Implement external conditions: Here you must define how loads, fixtures, gravity would interact with the design on its theoretical context.
Create a mesh: For a FEM to work discretely you need to transform your solid into a polygonal mesh body. Commonly being an STL encoding the choice.
Initial results: From here you can run the study calculation to test the initial design and further compare it to the optimized version. Basically, you get distributions for stress, displacement, and factor of safety. If this study fails, the optimized models will certainly fail.
Setup topology optimization: The importance of this step is that you get many options that allow you to get control over how the software calculates optimization. Based on your design intentions and manufacturing choices, you can set specific constraints adapted to your needs. Depending on which software you use, the set of options you get will be different. To put some common examples, you can set the mass fraction you want to reduce, apply symmetries and define areas you want to keep out of the optimization.
Run Optimization: Finally, you get to the part where all the process is done. Given that it’s a complex calculation, it might take some time to complete. Once you get the result, you’ll see those distinctive organic shapes with a reduced mass within your design space. Now you may ask, what do I do with this?
Redesign: Here is where the manufacturing process of choice is the focus of your design aim. Ask yourself, can I really replicate those shapes with the process I chose? So, here is where the thing gets tricky. Thankfully there are many methods to adapt the model for manufacturability, it depends on the limitations of each specific process. You can automatically smoothen your result or you can make manual modifications on your original model using the optimized geometry as guidance, there are many possible methods.
Evaluation: Once you get your new design you can test it with a new FEM study. Normally you’ll see that even with the mass reduced, the model remains stiff.

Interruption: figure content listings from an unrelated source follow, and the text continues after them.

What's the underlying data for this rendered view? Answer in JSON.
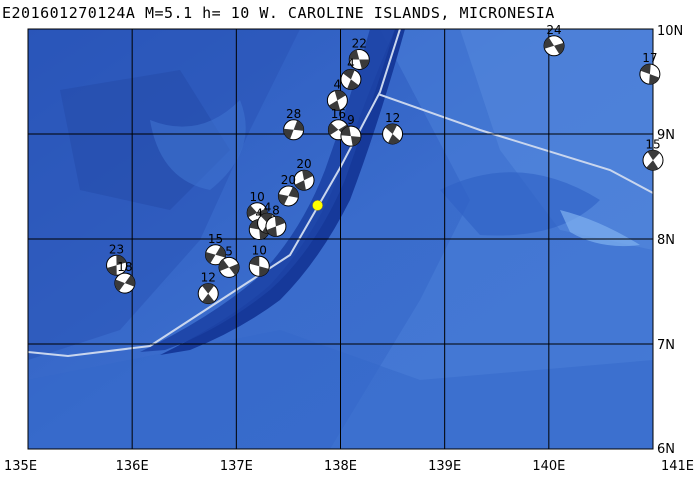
{
  "title": "E201601270124A  M=5.1  h= 10  W. CAROLINE ISLANDS, MICRONESIA",
  "lon_labels": [
    "135E",
    "136E",
    "137E",
    "138E",
    "139E",
    "140E",
    "141E"
  ],
  "lat_labels": [
    "6N",
    "7N",
    "8N",
    "9N",
    "10N"
  ],
  "extent": {
    "lon": [
      135,
      141
    ],
    "lat": [
      6,
      10
    ]
  },
  "epicenter": {
    "lon": 137.78,
    "lat": 8.32,
    "color": "#ffff00"
  },
  "colors": {
    "ocean_deep": "#2753b8",
    "ocean_mid": "#3566c8",
    "ocean_shallow": "#4a7fd6",
    "trench": "#173fa0",
    "grid": "#000000",
    "boundary": "#c9d6ee"
  },
  "events": [
    {
      "label": "22",
      "lon": 138.18,
      "lat": 9.71
    },
    {
      "label": "4",
      "lon": 138.1,
      "lat": 9.52
    },
    {
      "label": "4",
      "lon": 137.97,
      "lat": 9.32
    },
    {
      "label": "28",
      "lon": 137.55,
      "lat": 9.04
    },
    {
      "label": "16",
      "lon": 137.98,
      "lat": 9.04
    },
    {
      "label": "9",
      "lon": 138.1,
      "lat": 8.98
    },
    {
      "label": "12",
      "lon": 138.5,
      "lat": 9.0
    },
    {
      "label": "20",
      "lon": 137.65,
      "lat": 8.56
    },
    {
      "label": "20",
      "lon": 137.5,
      "lat": 8.41
    },
    {
      "label": "10",
      "lon": 137.2,
      "lat": 8.25
    },
    {
      "label": "4",
      "lon": 137.22,
      "lat": 8.09
    },
    {
      "label": "4",
      "lon": 137.3,
      "lat": 8.15
    },
    {
      "label": "8",
      "lon": 137.38,
      "lat": 8.12
    },
    {
      "label": "15",
      "lon": 136.8,
      "lat": 7.85
    },
    {
      "label": "5",
      "lon": 136.93,
      "lat": 7.73
    },
    {
      "label": "10",
      "lon": 137.22,
      "lat": 7.74
    },
    {
      "label": "12",
      "lon": 136.73,
      "lat": 7.48
    },
    {
      "label": "23",
      "lon": 135.85,
      "lat": 7.75
    },
    {
      "label": "18",
      "lon": 135.93,
      "lat": 7.58
    },
    {
      "label": "24",
      "lon": 140.05,
      "lat": 9.84
    },
    {
      "label": "17",
      "lon": 140.97,
      "lat": 9.57
    },
    {
      "label": "15",
      "lon": 141.0,
      "lat": 8.75
    }
  ]
}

It’s important to consider that the security factor for the new design will drop in relation to the original one, make sure the new factor isn’t below your objective. From here you can decide to further optimize it or leave it as is.
3D Printing as the Manufacturing Choice for TO
Once your design process is done, manufacture is the obvious next step. As seen during the development, topological optimization does not care about manufacturing limitations. So, since topology optimization existence as a mathematical method, it has only served as an ideal reference for designing decisions. That’s where 3D printing, also known as additive manufacturing, has its place as an ideal match for topology optimization. The following are the main reasons:
3D printing has an advantage over other traditional processes on reproducing complex organic shapes. Traditional manufacturing processes like milling, lathing, cast molding and even CNC laser cutters have many more limitations in terms of geometries.

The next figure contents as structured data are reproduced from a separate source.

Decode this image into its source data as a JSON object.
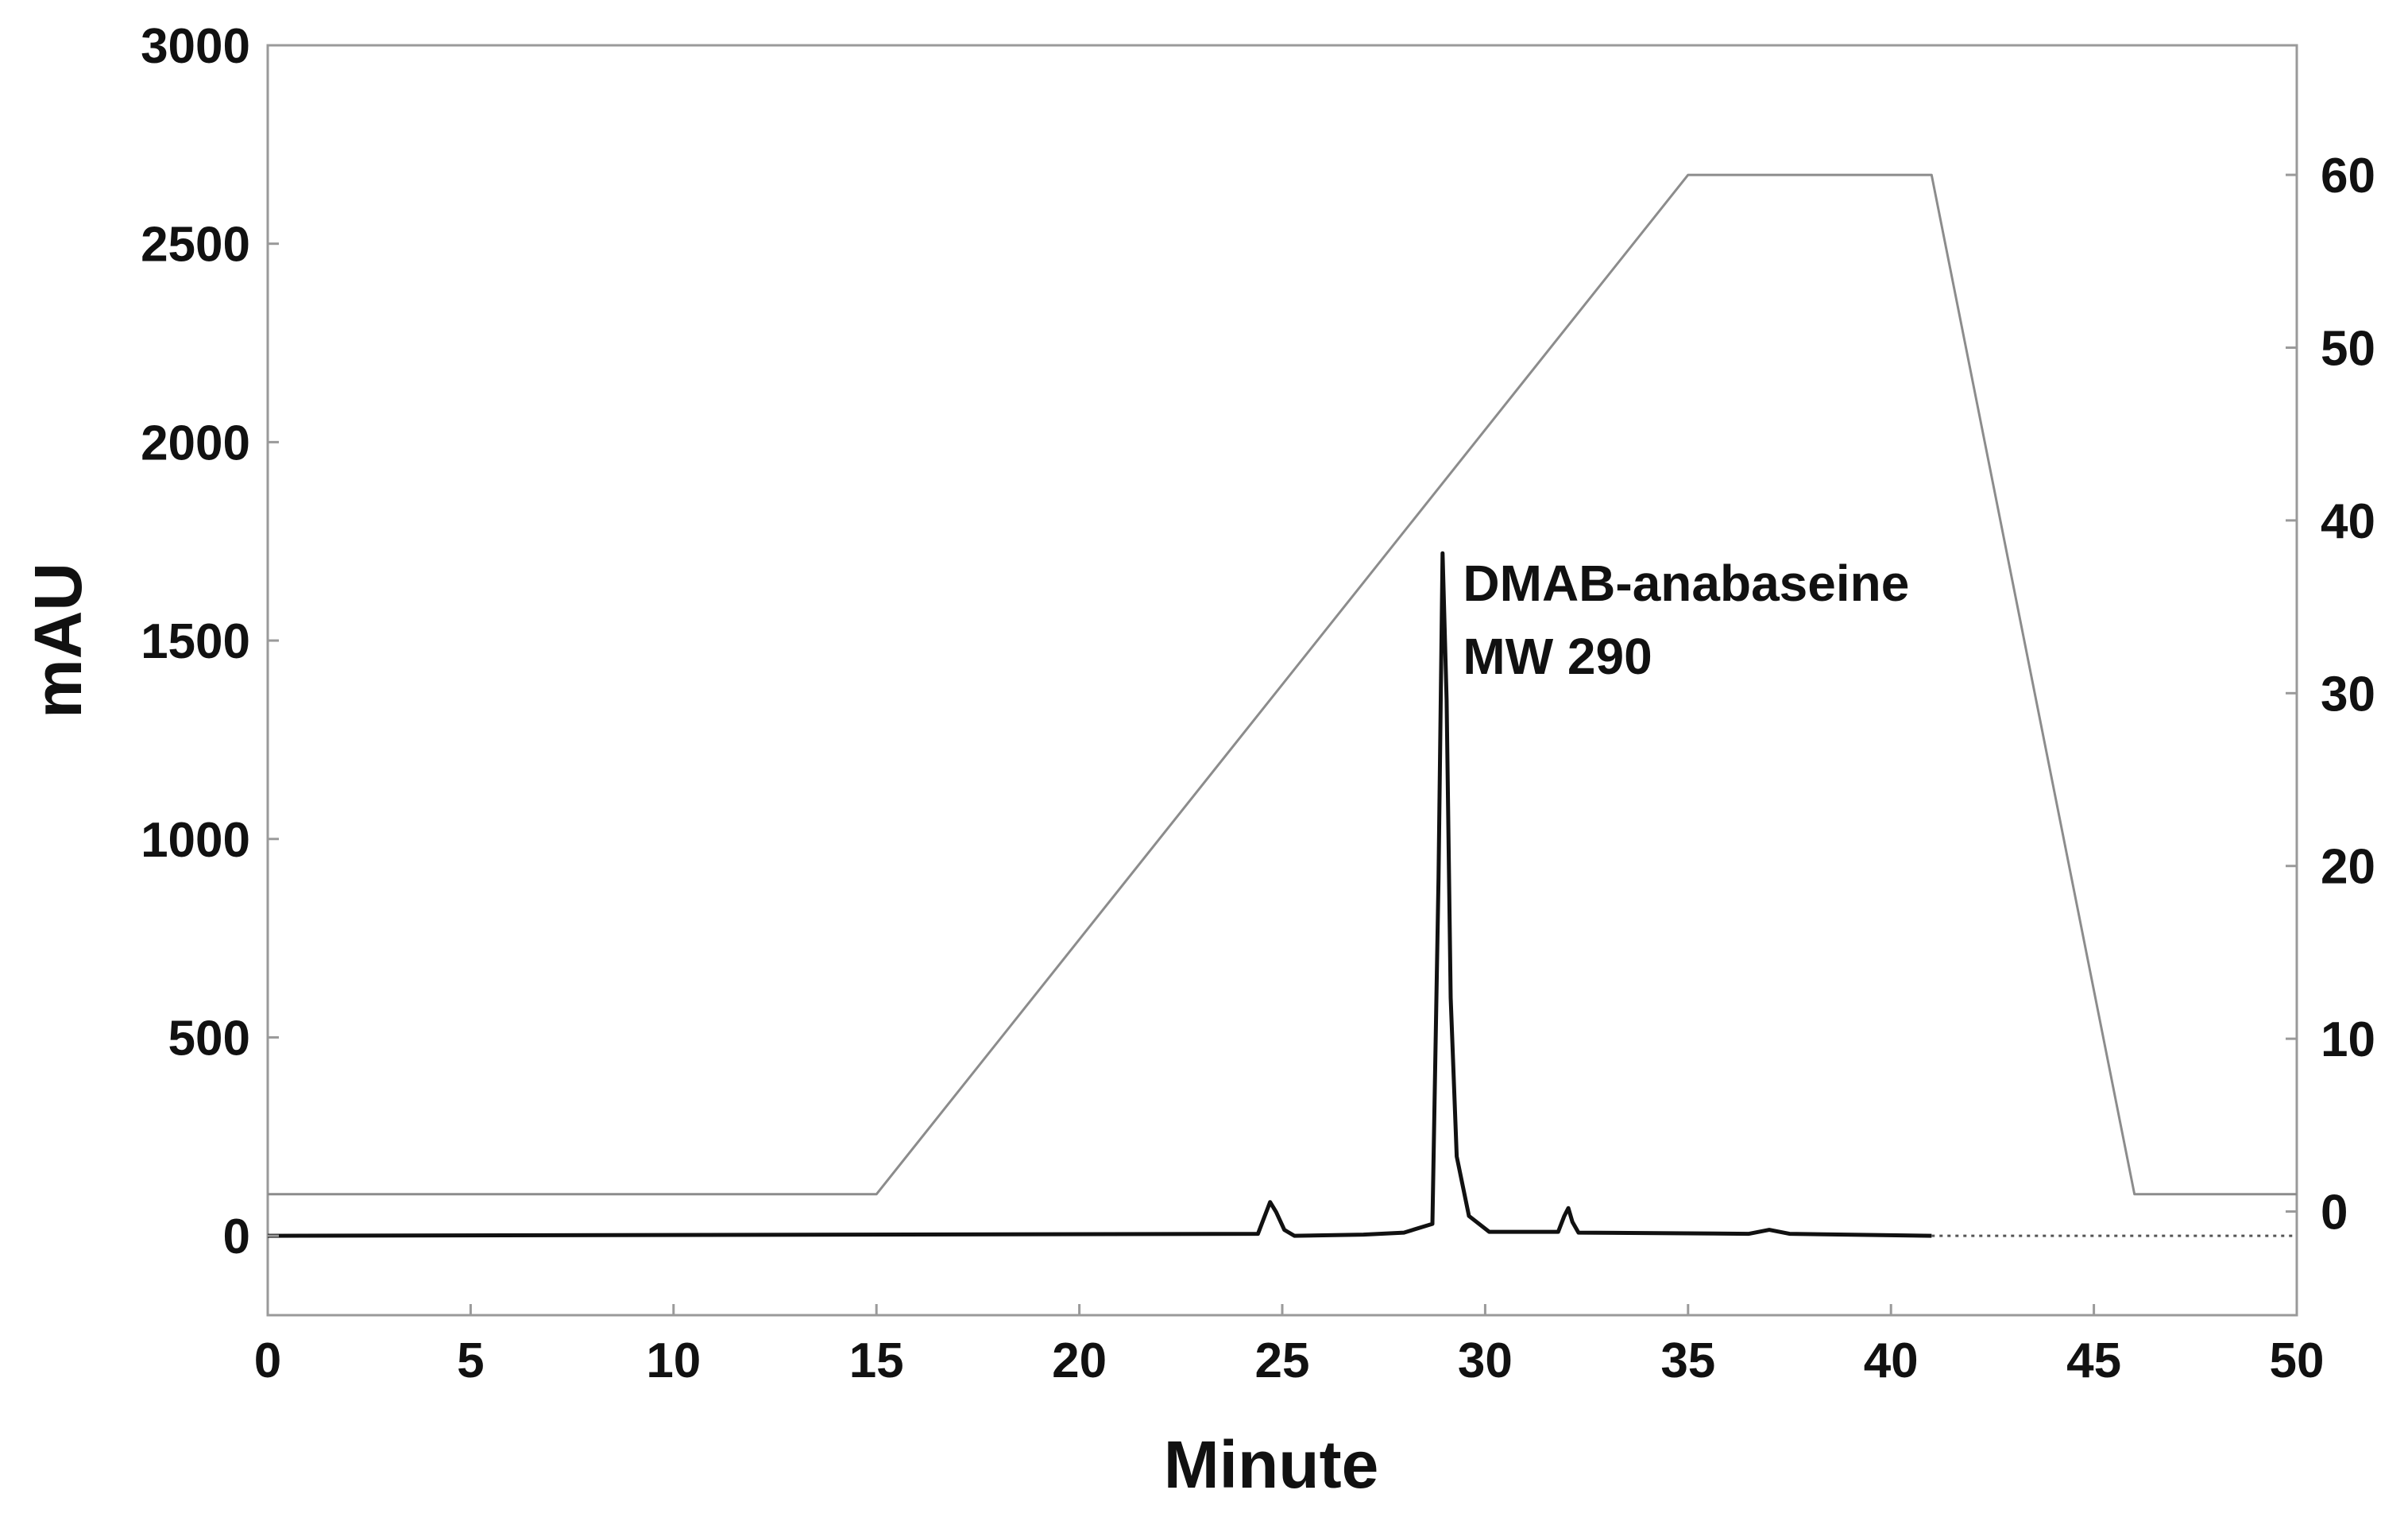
{
  "chart_data": {
    "type": "line",
    "xlabel": "Minute",
    "ylabel": "mAU",
    "xlim": [
      0,
      50
    ],
    "ylim": [
      -200,
      3000
    ],
    "y2lim": [
      -6,
      67.5
    ],
    "x_ticks": [
      0,
      5,
      10,
      15,
      20,
      25,
      30,
      35,
      40,
      45,
      50
    ],
    "y_ticks": [
      0,
      500,
      1000,
      1500,
      2000,
      2500,
      3000
    ],
    "y2_ticks": [
      0,
      10,
      20,
      30,
      40,
      50,
      60
    ],
    "grid": false,
    "series": [
      {
        "axis": "left",
        "color": "#111111",
        "x": [
          0,
          24.4,
          24.55,
          24.7,
          24.85,
          25.05,
          25.3,
          27,
          28.0,
          28.7,
          28.85,
          28.95,
          29.05,
          29.15,
          29.3,
          29.6,
          30.1,
          31.8,
          31.95,
          32.05,
          32.15,
          32.3,
          36.5,
          37.0,
          37.5,
          41
        ],
        "y": [
          0,
          5,
          45,
          85,
          60,
          15,
          0,
          3,
          8,
          30,
          900,
          1720,
          1350,
          600,
          200,
          50,
          10,
          10,
          50,
          70,
          35,
          8,
          5,
          15,
          5,
          0
        ]
      },
      {
        "axis": "right",
        "color": "#8c8c8c",
        "x": [
          0,
          15,
          35,
          41,
          46,
          50
        ],
        "y": [
          1,
          1,
          60,
          60,
          1,
          1
        ]
      }
    ],
    "annotations": [
      {
        "lines": [
          "DMAB-anabaseine",
          "MW 290"
        ],
        "x": 29.1,
        "y": 1600
      }
    ]
  }
}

3D printing is a strong choice for fast prototyping. Traditional methods tend to be time-consuming, needing extra steps for tool selection and costly in terms of low volume production.

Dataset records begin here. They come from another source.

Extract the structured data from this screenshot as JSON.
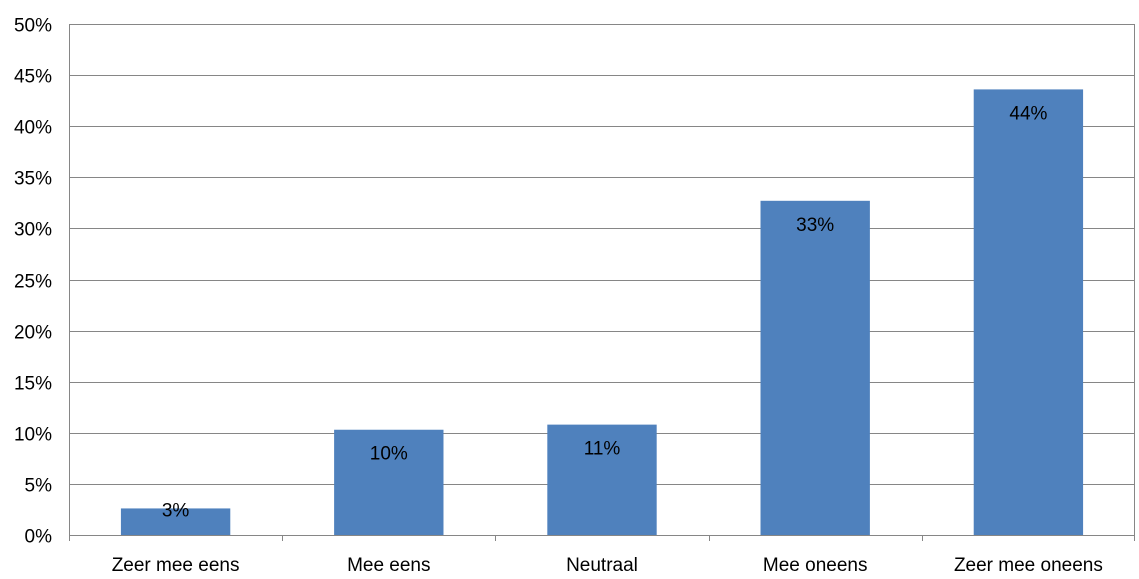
{
  "chart_data": {
    "type": "bar",
    "title": "",
    "xlabel": "",
    "ylabel": "",
    "categories": [
      "Zeer mee eens",
      "Mee eens",
      "Neutraal",
      "Mee oneens",
      "Zeer mee oneens"
    ],
    "values": [
      2.6,
      10.3,
      10.8,
      32.7,
      43.6
    ],
    "data_labels": [
      "3%",
      "10%",
      "11%",
      "33%",
      "44%"
    ],
    "ylim": [
      0,
      50
    ],
    "y_ticks": [
      0,
      5,
      10,
      15,
      20,
      25,
      30,
      35,
      40,
      45,
      50
    ],
    "y_tick_labels": [
      "0%",
      "5%",
      "10%",
      "15%",
      "20%",
      "25%",
      "30%",
      "35%",
      "40%",
      "45%",
      "50%"
    ],
    "grid": true,
    "legend": "none",
    "colors": {
      "bar": "#4F81BD",
      "grid": "#868686",
      "text": "#000000"
    }
  }
}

Luckily CAD software helps to adapt optimization results to manufacturing needs, but it means that you need to sacrifice some optimization in order to achieve manufacturability. For 3D printing neither you must go through extra steps nor lose topological efficiency.
For machining methods, you need to remove material and lose it in the process even if optimized. On the other hand, 3D printing is additive, and you get to really save material.
There are some methods that allow adapting topology optimization to infill density intended for the part. This allows for a higher precision design. We will cover this in a future post.